【応募単価4,000円】 横浜の個人ラーメン店が1か月で20応募を獲得できた理由
1.はじめに
慢性的な人手不足が続く飲食業界、とりわけラーメン店は「忙しい」「体力的にきつい」といったイメージから、アルバイト・パートの応募が集まりにくい業態のひとつです。
実際に「求人を出しても応募が来ない」「媒体を変えても反応がない」といった声は少なくありません。

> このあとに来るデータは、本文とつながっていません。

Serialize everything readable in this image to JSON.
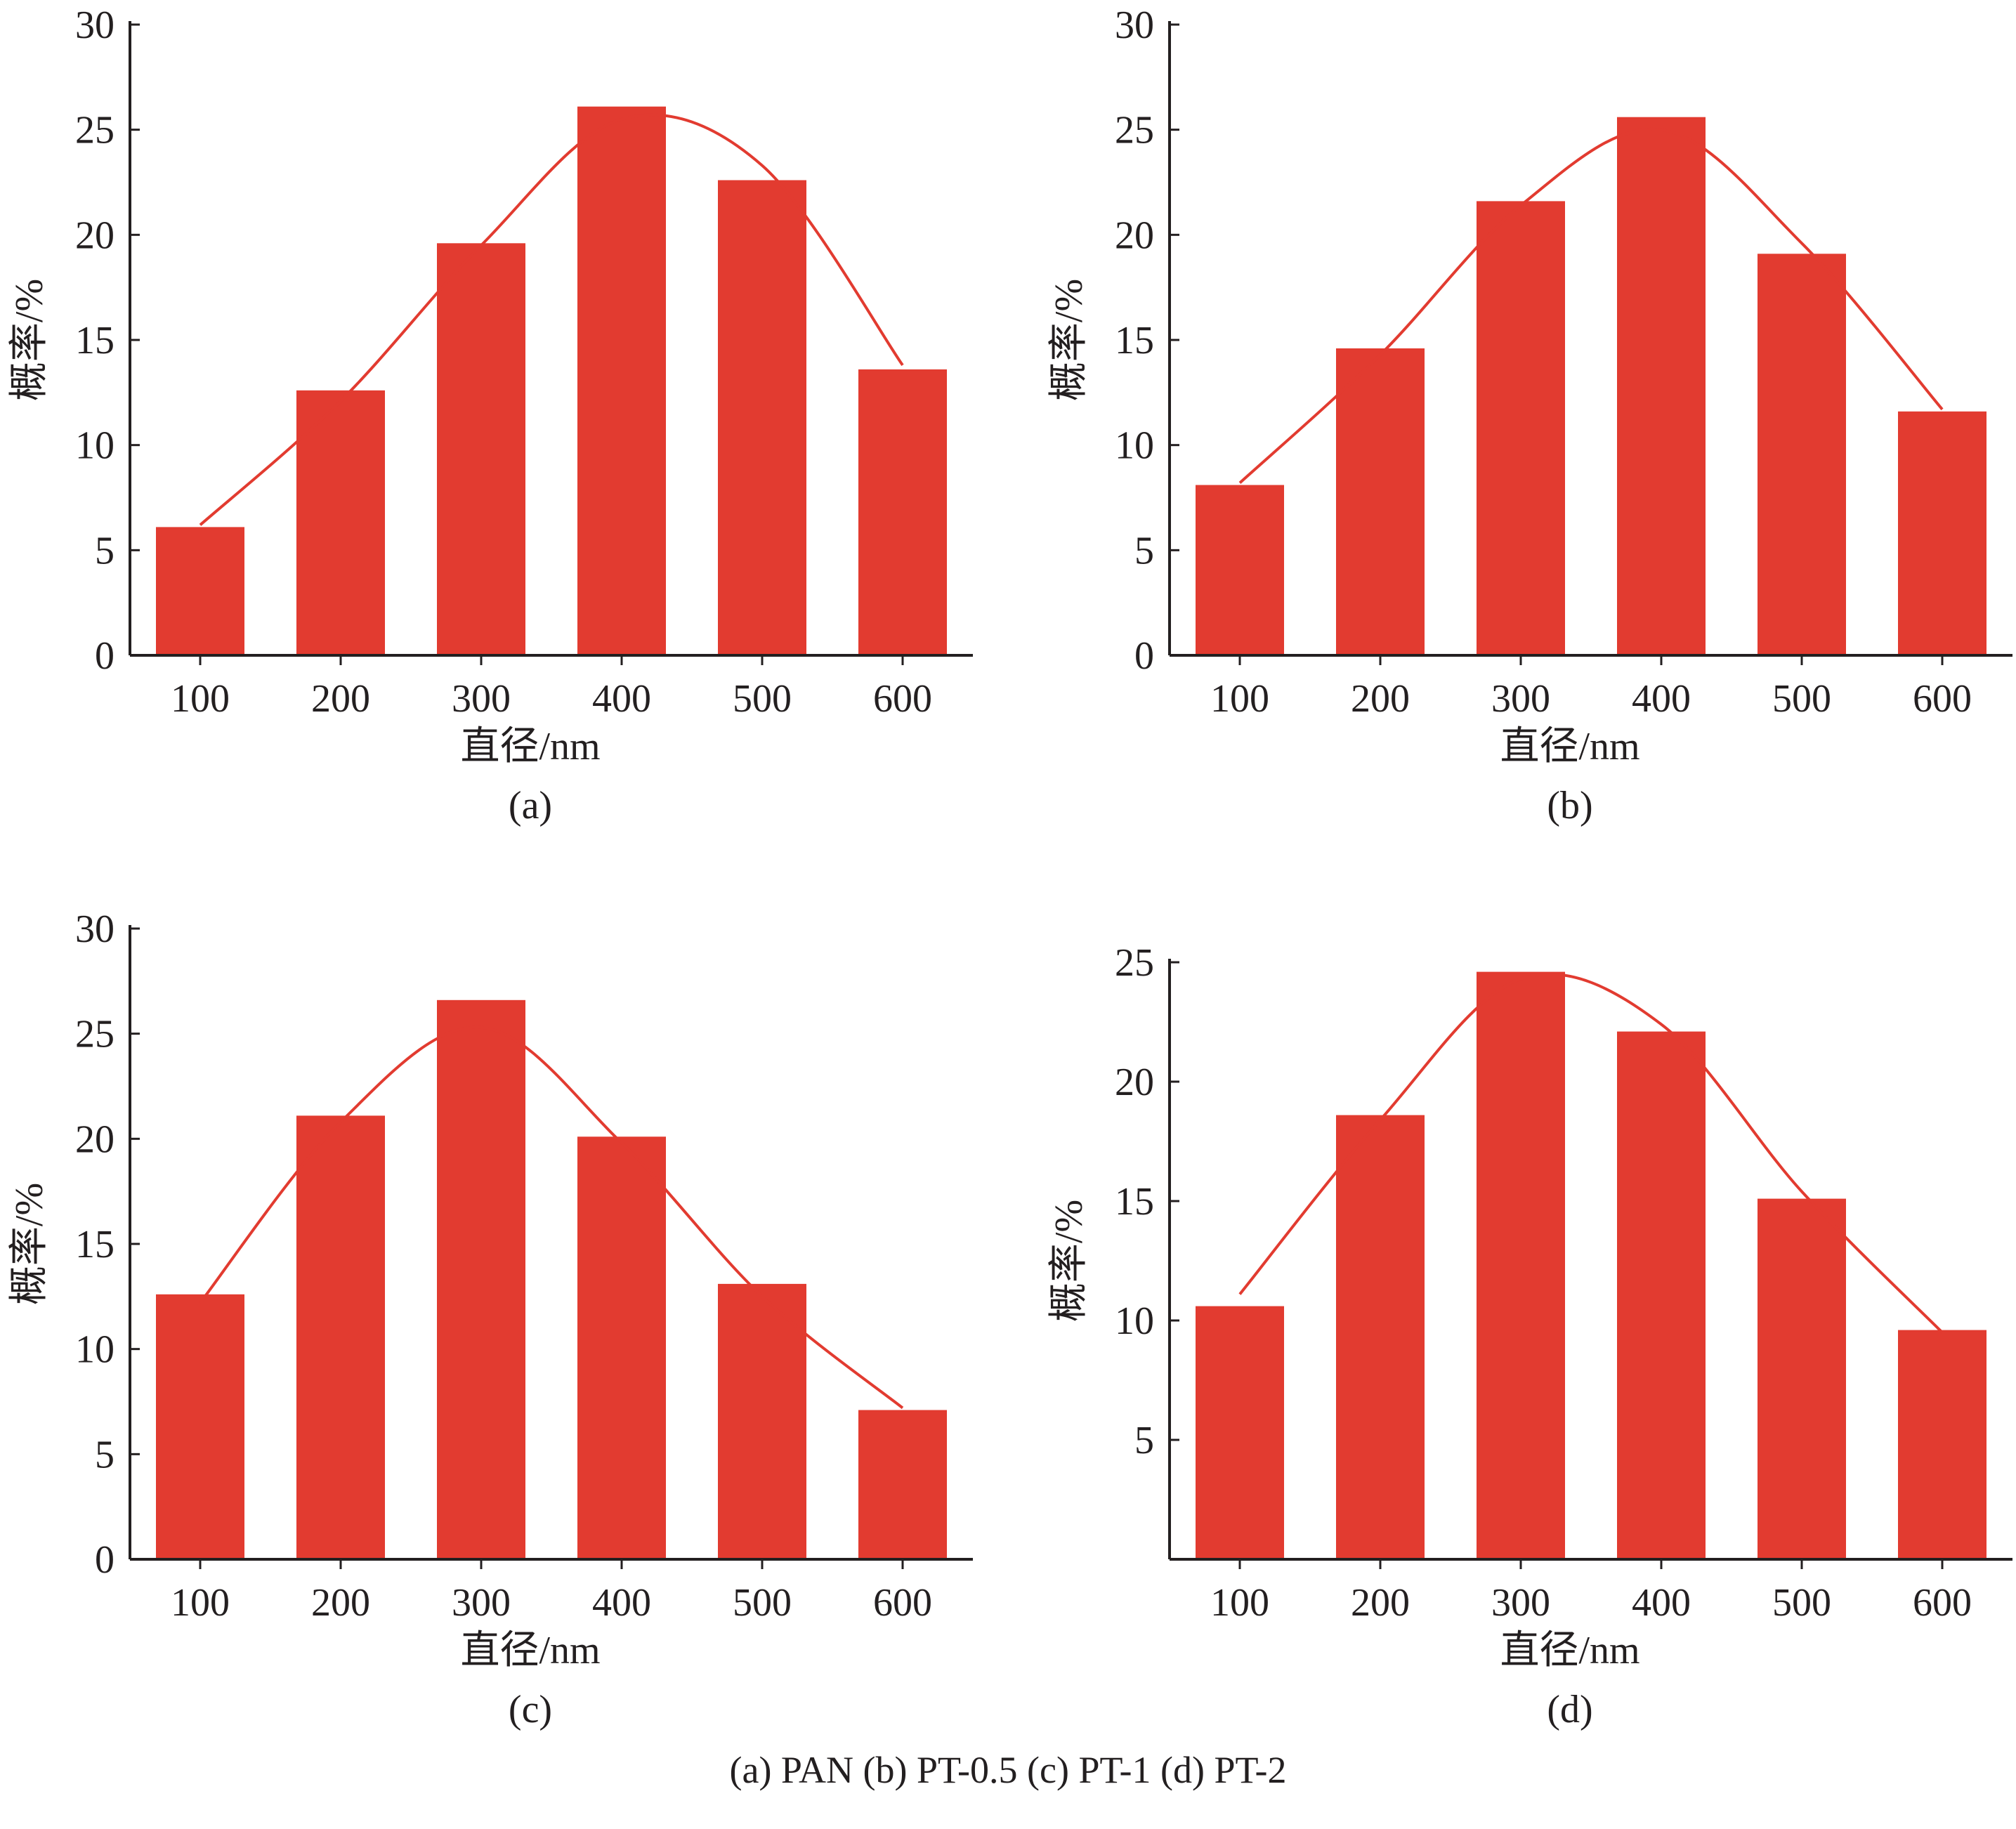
{
  "caption": "(a) PAN    (b) PT-0.5    (c) PT-1    (d) PT-2",
  "colors": {
    "bar": "#e23b30",
    "curve": "#e23b30",
    "axis": "#231f20"
  },
  "chart_data": [
    {
      "type": "bar",
      "panel_label": "(a)",
      "categories": [
        "100",
        "200",
        "300",
        "400",
        "500",
        "600"
      ],
      "values": [
        6.1,
        12.6,
        19.6,
        26.1,
        22.6,
        13.6
      ],
      "fit_curve": [
        6.2,
        12.1,
        19.5,
        25.5,
        23.3,
        13.8
      ],
      "xlabel": "直径/nm",
      "ylabel": "概率/%",
      "ylim": [
        0,
        30
      ],
      "yticks": [
        0,
        5,
        10,
        15,
        20,
        25,
        30
      ]
    },
    {
      "type": "bar",
      "panel_label": "(b)",
      "categories": [
        "100",
        "200",
        "300",
        "400",
        "500",
        "600"
      ],
      "values": [
        8.1,
        14.6,
        21.6,
        25.6,
        19.1,
        11.6
      ],
      "fit_curve": [
        8.2,
        14.3,
        21.4,
        25.0,
        19.6,
        11.7
      ],
      "xlabel": "直径/nm",
      "ylabel": "概率/%",
      "ylim": [
        0,
        30
      ],
      "yticks": [
        0,
        5,
        10,
        15,
        20,
        25,
        30
      ]
    },
    {
      "type": "bar",
      "panel_label": "(c)",
      "categories": [
        "100",
        "200",
        "300",
        "400",
        "500",
        "600"
      ],
      "values": [
        12.6,
        21.1,
        26.6,
        20.1,
        13.1,
        7.1
      ],
      "fit_curve": [
        12.2,
        20.8,
        25.3,
        19.8,
        12.5,
        7.2
      ],
      "xlabel": "直径/nm",
      "ylabel": "概率/%",
      "ylim": [
        0,
        30
      ],
      "yticks": [
        0,
        5,
        10,
        15,
        20,
        25,
        30
      ]
    },
    {
      "type": "bar",
      "panel_label": "(d)",
      "categories": [
        "100",
        "200",
        "300",
        "400",
        "500",
        "600"
      ],
      "values": [
        10.6,
        18.6,
        24.6,
        22.1,
        15.1,
        9.6
      ],
      "fit_curve": [
        11.1,
        18.4,
        24.3,
        22.4,
        15.4,
        9.5
      ],
      "xlabel": "直径/nm",
      "ylabel": "概率/%",
      "ylim": [
        0,
        25
      ],
      "yticks": [
        5,
        10,
        15,
        20,
        25
      ]
    }
  ]
}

そのような状況の中、掲載内容の工夫と運用方法の見直しによって、わずか1か月で20応募以上を獲得したラーメン店の事例があります。本記事では、その取り組み内容と成果を人事ラボの視点でご紹介します。

2.事例企業の概要
今回ご紹介するのは、神奈川県横浜市に店舗を構える個人経営のラーメン店です。
地域に根付いた店舗で、特別に知名度が高いわけではなく、一般的な個人店という立ち位置でした。
-
募集職種:キッチン兼ホールスタッフ(アルバイト・パート)
-
採用目標:年内に5~6名
-
掲載期間:11月~12月
-
課題:
-
Indeed PLUS以外の媒体を利用していたが応募数が伸びない
-
原稿は1本のみで、訴求が広く浅くなっていた
-
「このままでは年内採用が間に合わない」という危機感があり、募集方法の見直しを行いました。
3.実施した施策内容
今回の採用成功のポイントは、原稿設計と運用の徹底的な見直しです。
① 原稿をシフト・ポジション別に分解
それまで1本のみだった求人原稿を、
シフト・ポジション別に計6本へ展開しました。
これにより、求職者が「自分に合う働き方」をイメージしやすくなりました。
② 業務内容は「簡潔・明確」に
飲食店求人でありがちな抽象的な表現を避け、
キッチン・ホールそれぞれの業務内容を分かりやすく整理。
未経験者でも不安を感じにくい内容にしました。
③ 「週1日・1時間からOK」という強みを最大限に訴求
この店舗ならではの唯一無二のメリットとして、
「週1日・1時間から働ける」柔軟なシフトを前面に打ち出しました。
副業希望者やスキマ時間で働きたい層にも届く訴求となりました。
④ 未経験歓迎・サポート体制の明確化
「未経験歓迎」だけで終わらせず、
どのように教えてもらえるのか、どんなフォローがあるのかを具体的に記載。
安心感を重視した原稿内容にしています。
⑤ 掲載後の改善運用
掲載開始後は、
-
効果の悪いシフト・ポジションの組み合わせを分析
-
反応が弱い原稿は随時修正
といった運用型の改善を行い、応募最大化を図りました。
4.実際の成果と成功分析の要因
その結果、1か月間の掲載で20応募以上を獲得。
年内採用目標である5~6名に対して、十分な母集団形成に成功しました。
また、
-
応募単価:約4,000円
と、採用難易度が高い飲食業界の中でも、コストを抑えた採用を実現しています。
成功要因のポイント
-
求職者目線で「選びやすい原稿構成」にしたこと
-
店舗独自の強み(超短時間シフト)を明確に伝えたこと
-
掲載して終わりではなく、改善を繰り返した運用体制
これらが重なり、応募数・コストの両面で成果につながりました。
5.まとめ
今回の事例から分かるのは、応募が集まらない原因は条件ではなく“伝え方”にあるケースが多いということです。
特別な高時給や大規模な広告予算がなくても、
原稿設計と運用次第で採用成果は大きく変わります。
飲食業界に限らず、
-
原稿が1本のみになっている
-
掲載後の改善ができていない
といった場合は、今回の事例をぜひ参考にしてみてください。
人事ラボでは、今後も現場で実際に成果が出た採用事例を発信していきます。